El Gran Padre Kakü Serankua puso firme destino en una bella india arhuaca. Le encomendó un difícil trayecto de dolor de parto y al final, sola en medio de la oscuridad dio a luz a dos seres. Ilusionada con sus críos descubrió que su piel era iluminada: los dos pequeños irradiaban una inmensa luz y sintió temor por ellos. Los escondió en una cueva para evitar que los demás indios fueran a notar su resplandor.
Sin embargo era tanta la luz que irradiaba que los iku se acercaron hacia la cueva de donde provenían los destellos. Los iku comenzaron a tocar instrumentos como flautas y caracoles, redoblaban sus tambores, tanta música que, el bebe varón, nombrado Yuí, salió de la cueva para ver de donde provenían las notas musicales.
Los indios iku trataron de tocarlo al ver la inmensa luz que salía de él, sin embargo Yuí se elevó al cielo y se quedó postrado en lo alto observando a la multitud. Muchos de los que intentaron tocarlo quedaron cegados por su inmenso resplandor.

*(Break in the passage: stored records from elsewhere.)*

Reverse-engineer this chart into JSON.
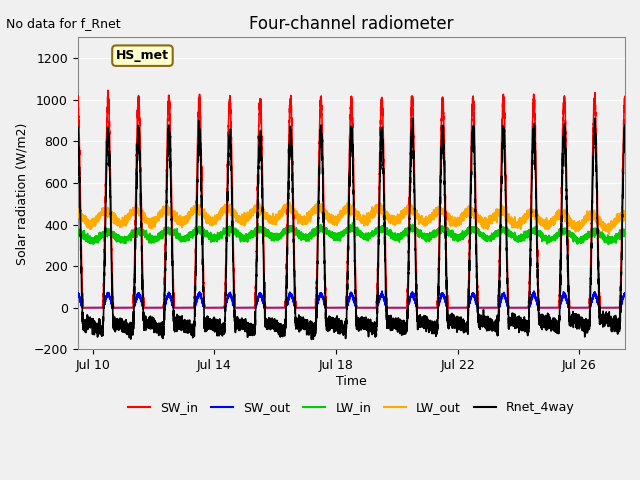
{
  "title": "Four-channel radiometer",
  "top_left_text": "No data for f_Rnet",
  "xlabel": "Time",
  "ylabel": "Solar radiation (W/m2)",
  "ylim": [
    -200,
    1300
  ],
  "yticks": [
    -200,
    0,
    200,
    400,
    600,
    800,
    1000,
    1200
  ],
  "xlim_start_day": 9.5,
  "xlim_end_day": 27.5,
  "xtick_days": [
    10,
    14,
    18,
    22,
    26
  ],
  "xtick_labels": [
    "Jul 10",
    "Jul 14",
    "Jul 18",
    "Jul 22",
    "Jul 26"
  ],
  "annotation_box": "HS_met",
  "background_color": "#f0f0f0",
  "plot_bg_color": "#ffffff",
  "grid_color": "#ffffff",
  "series": {
    "SW_in": {
      "color": "#ff0000",
      "lw": 1.2
    },
    "SW_out": {
      "color": "#0000ff",
      "lw": 1.2
    },
    "LW_in": {
      "color": "#00cc00",
      "lw": 1.2
    },
    "LW_out": {
      "color": "#ffaa00",
      "lw": 1.2
    },
    "Rnet_4way": {
      "color": "#000000",
      "lw": 1.2
    }
  },
  "legend_order": [
    "SW_in",
    "SW_out",
    "LW_in",
    "LW_out",
    "Rnet_4way"
  ],
  "n_days": 18,
  "start_day": 9.5
}
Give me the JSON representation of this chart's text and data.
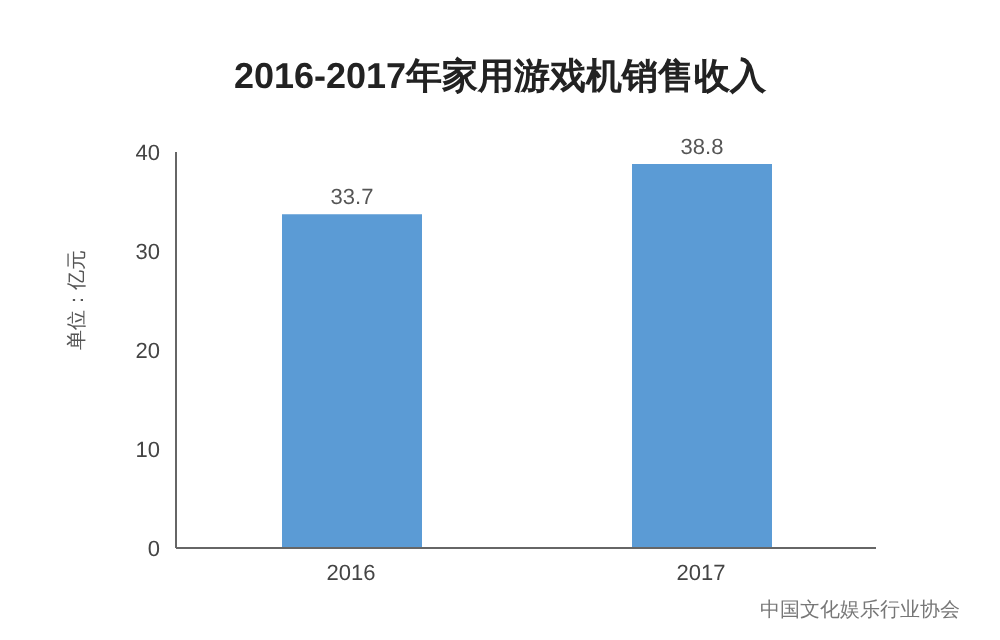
{
  "chart_data": {
    "type": "bar",
    "title": "2016-2017年家用游戏机销售收入",
    "ylabel": "单位：亿元",
    "categories": [
      "2016",
      "2017"
    ],
    "values": [
      33.7,
      38.8
    ],
    "color": "#5b9bd5",
    "ylim": [
      0,
      40
    ],
    "yticks": [
      0,
      10,
      20,
      30,
      40
    ],
    "data_labels": true,
    "annotations": [
      "中国文化娱乐行业协会"
    ]
  }
}
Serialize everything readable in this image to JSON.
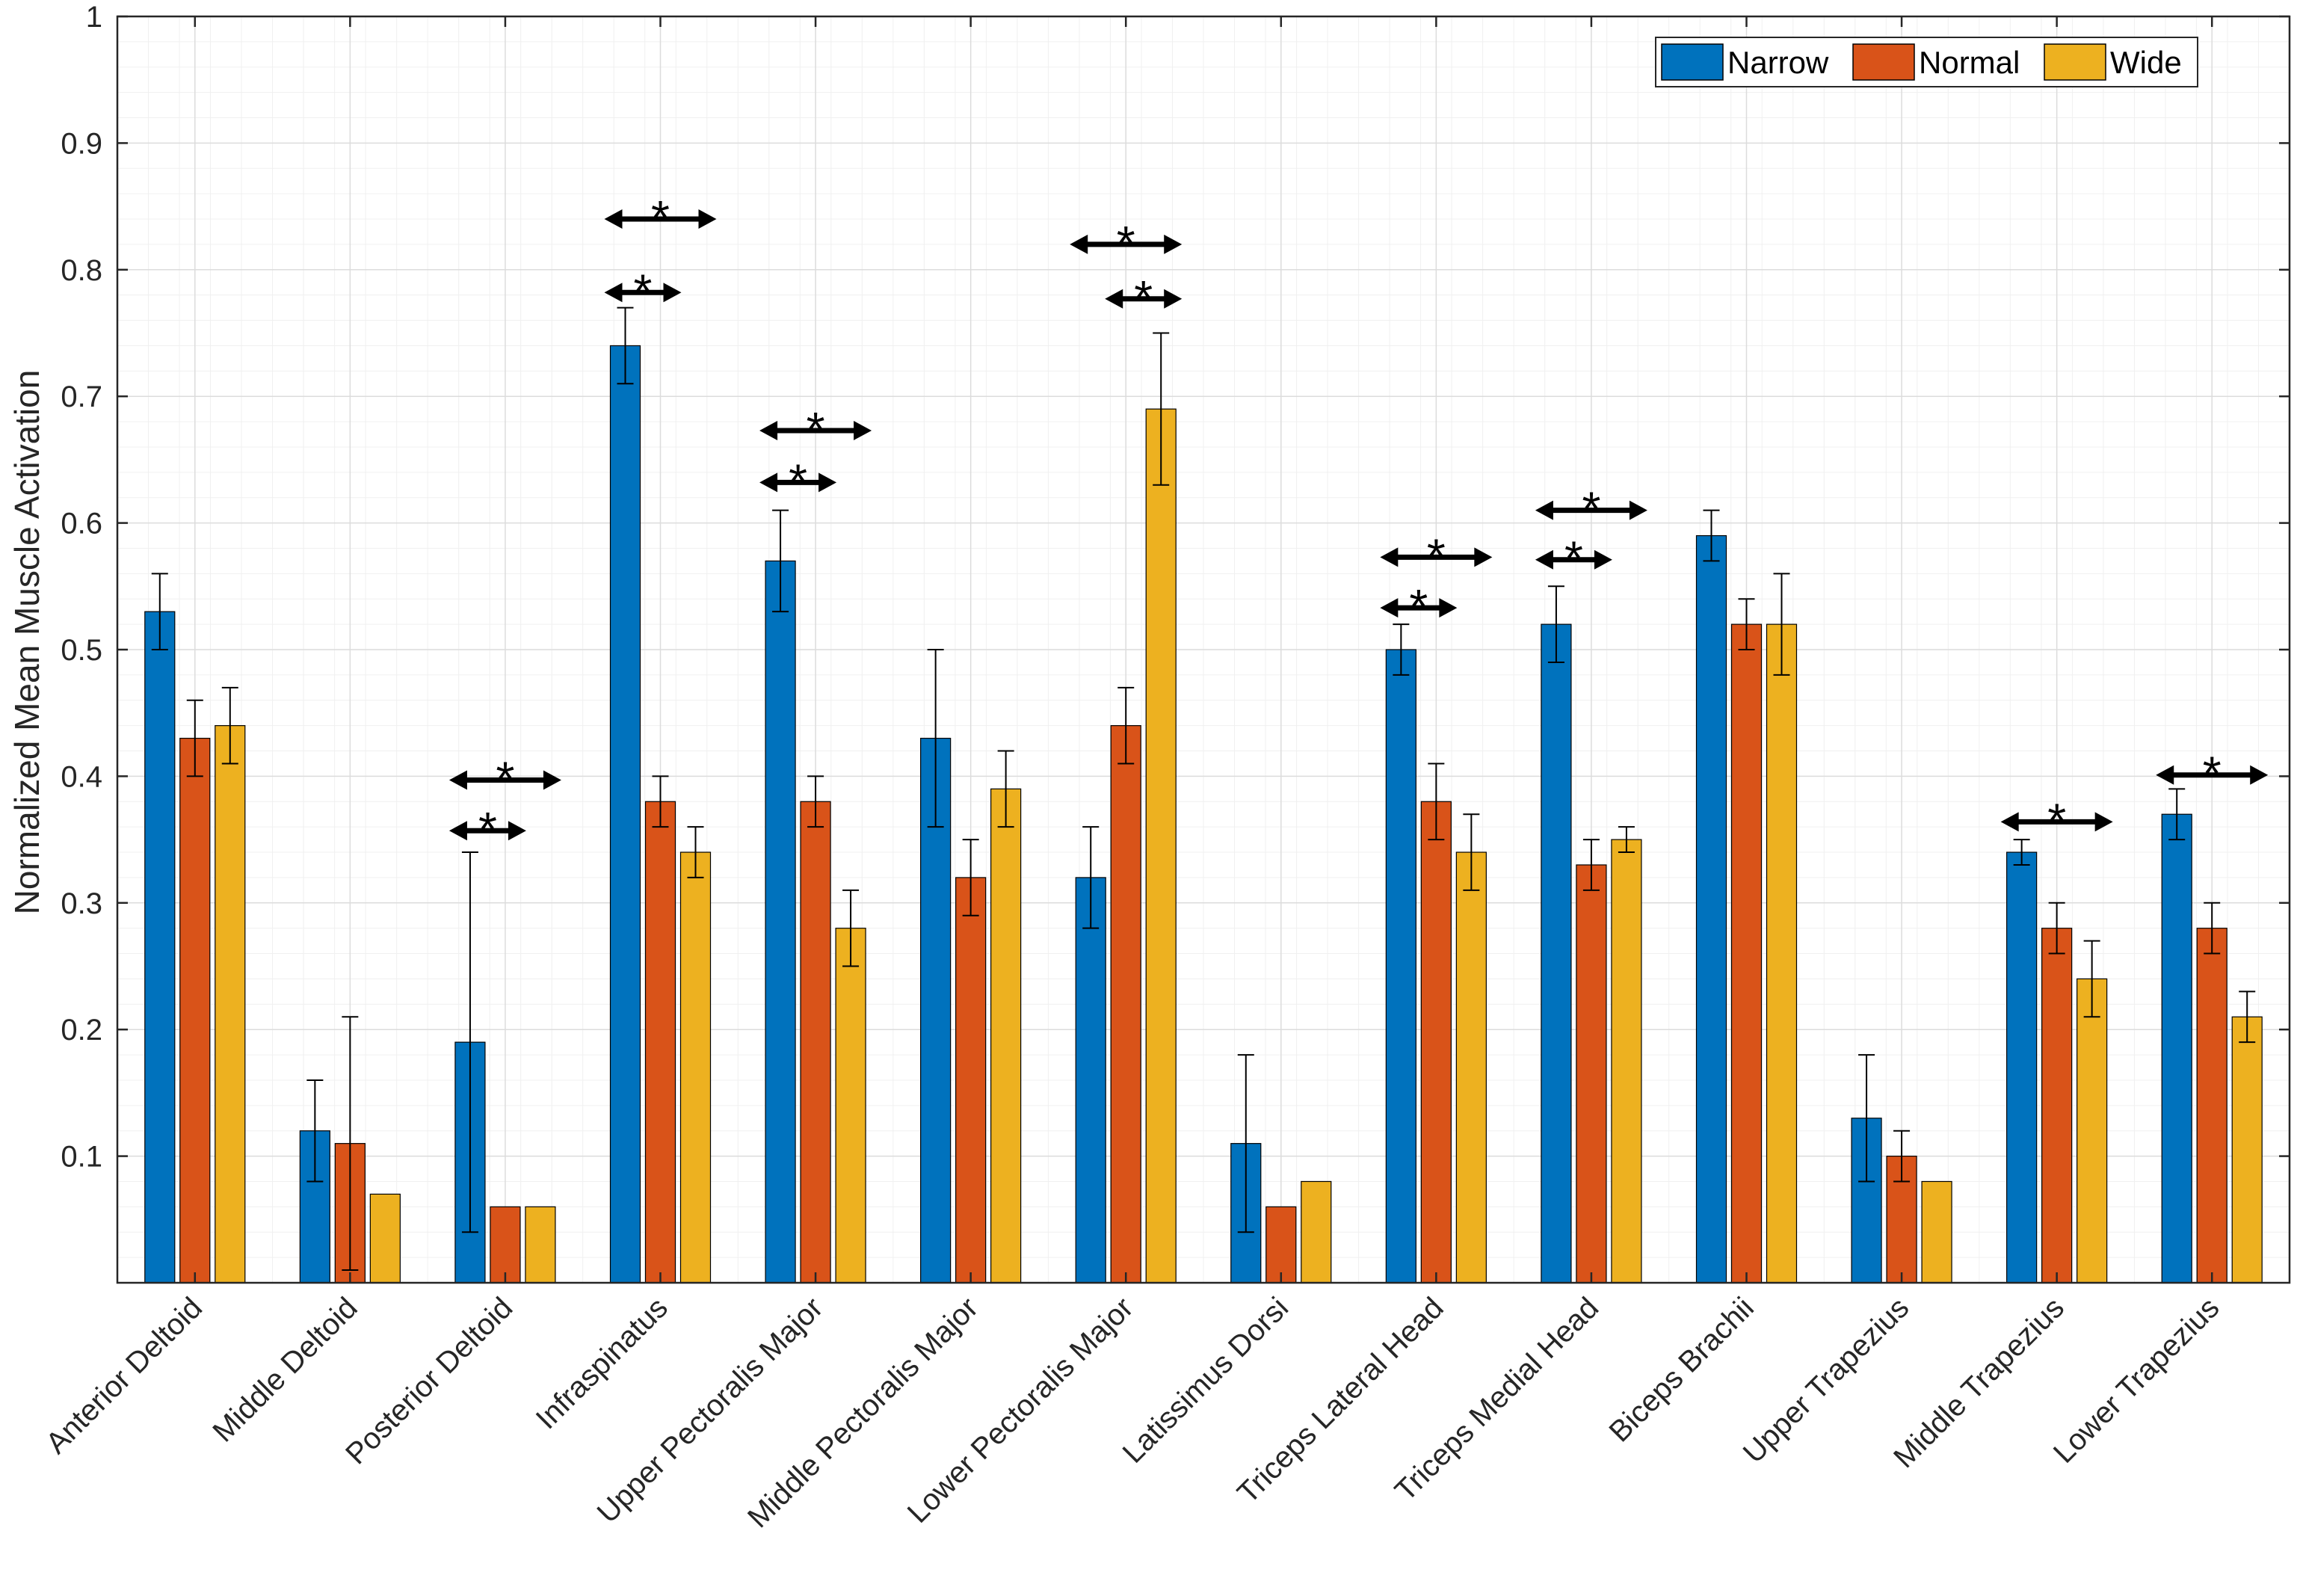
{
  "chart_data": {
    "type": "bar",
    "title": "",
    "xlabel": "",
    "ylabel": "Normalized Mean Muscle Activation",
    "ylim": [
      0,
      1
    ],
    "yticks": [
      0.1,
      0.2,
      0.3,
      0.4,
      0.5,
      0.6,
      0.7,
      0.8,
      0.9,
      1
    ],
    "ytick_labels": [
      "0.1",
      "0.2",
      "0.3",
      "0.4",
      "0.5",
      "0.6",
      "0.7",
      "0.8",
      "0.9",
      "1"
    ],
    "grid": true,
    "minor_grid": true,
    "legend_position": "top-right",
    "categories": [
      "Anterior Deltoid",
      "Middle Deltoid",
      "Posterior Deltoid",
      "Infraspinatus",
      "Upper Pectoralis Major",
      "Middle Pectoralis Major",
      "Lower Pectoralis Major",
      "Latissimus Dorsi",
      "Triceps Lateral Head",
      "Triceps Medial Head",
      "Biceps Brachii",
      "Upper Trapezius",
      "Middle Trapezius",
      "Lower Trapezius"
    ],
    "series": [
      {
        "name": "Narrow",
        "color": "#0072BD",
        "values": [
          0.53,
          0.12,
          0.19,
          0.74,
          0.57,
          0.43,
          0.32,
          0.11,
          0.5,
          0.52,
          0.59,
          0.13,
          0.34,
          0.37
        ],
        "error": [
          0.03,
          0.04,
          0.15,
          0.03,
          0.04,
          0.07,
          0.04,
          0.07,
          0.02,
          0.03,
          0.02,
          0.05,
          0.01,
          0.02
        ]
      },
      {
        "name": "Normal",
        "color": "#D95319",
        "values": [
          0.43,
          0.11,
          0.06,
          0.38,
          0.38,
          0.32,
          0.44,
          0.06,
          0.38,
          0.33,
          0.52,
          0.1,
          0.28,
          0.28
        ],
        "error": [
          0.03,
          0.1,
          0.0,
          0.02,
          0.02,
          0.03,
          0.03,
          0.0,
          0.03,
          0.02,
          0.02,
          0.02,
          0.02,
          0.02
        ]
      },
      {
        "name": "Wide",
        "color": "#EDB120",
        "values": [
          0.44,
          0.07,
          0.06,
          0.34,
          0.28,
          0.39,
          0.69,
          0.08,
          0.34,
          0.35,
          0.52,
          0.08,
          0.24,
          0.21
        ],
        "error": [
          0.03,
          0.0,
          0.0,
          0.02,
          0.03,
          0.03,
          0.06,
          0.0,
          0.03,
          0.01,
          0.04,
          0.0,
          0.03,
          0.02
        ]
      }
    ],
    "significance": [
      {
        "category": 2,
        "from": 1,
        "to": 2,
        "y": 0.357,
        "label": "*"
      },
      {
        "category": 2,
        "from": 1,
        "to": 3,
        "y": 0.397,
        "label": "*"
      },
      {
        "category": 3,
        "from": 1,
        "to": 2,
        "y": 0.782,
        "label": "*"
      },
      {
        "category": 3,
        "from": 1,
        "to": 3,
        "y": 0.84,
        "label": "*"
      },
      {
        "category": 4,
        "from": 1,
        "to": 2,
        "y": 0.632,
        "label": "*"
      },
      {
        "category": 4,
        "from": 1,
        "to": 3,
        "y": 0.673,
        "label": "*"
      },
      {
        "category": 6,
        "from": 2,
        "to": 3,
        "y": 0.777,
        "label": "*"
      },
      {
        "category": 6,
        "from": 1,
        "to": 3,
        "y": 0.82,
        "label": "*"
      },
      {
        "category": 8,
        "from": 1,
        "to": 2,
        "y": 0.533,
        "label": "*"
      },
      {
        "category": 8,
        "from": 1,
        "to": 3,
        "y": 0.573,
        "label": "*"
      },
      {
        "category": 9,
        "from": 1,
        "to": 2,
        "y": 0.571,
        "label": "*"
      },
      {
        "category": 9,
        "from": 1,
        "to": 3,
        "y": 0.61,
        "label": "*"
      },
      {
        "category": 12,
        "from": 1,
        "to": 3,
        "y": 0.364,
        "label": "*"
      },
      {
        "category": 13,
        "from": 1,
        "to": 3,
        "y": 0.401,
        "label": "*"
      }
    ]
  }
}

De la cueva seguía brotando luz, por lo que los iku siguieron tocando su música y así salió la pequeña hembra llamada Tima, con su gran luz como su hermano. Pero los indios con gran temor le arrojaron ceniza para opacar un poco su luz y no quedar ciegos como los otros. Intentaron tocar a la bebe, pero ésta se elevó al cielo y se postró cerca de su hermano y desde ahí observa a su gente.
Así narran los indios arhuacos el origen del sol y de la luna. Por el día Yuí se encarga de brindarles la luz y el calor, mientras que por las noches tenuemente Tima lanza sus rayos opacos debido a la ceniza que lanzaron contra ella sus ancestros, iluminando el camino nocturno de los arhuacos.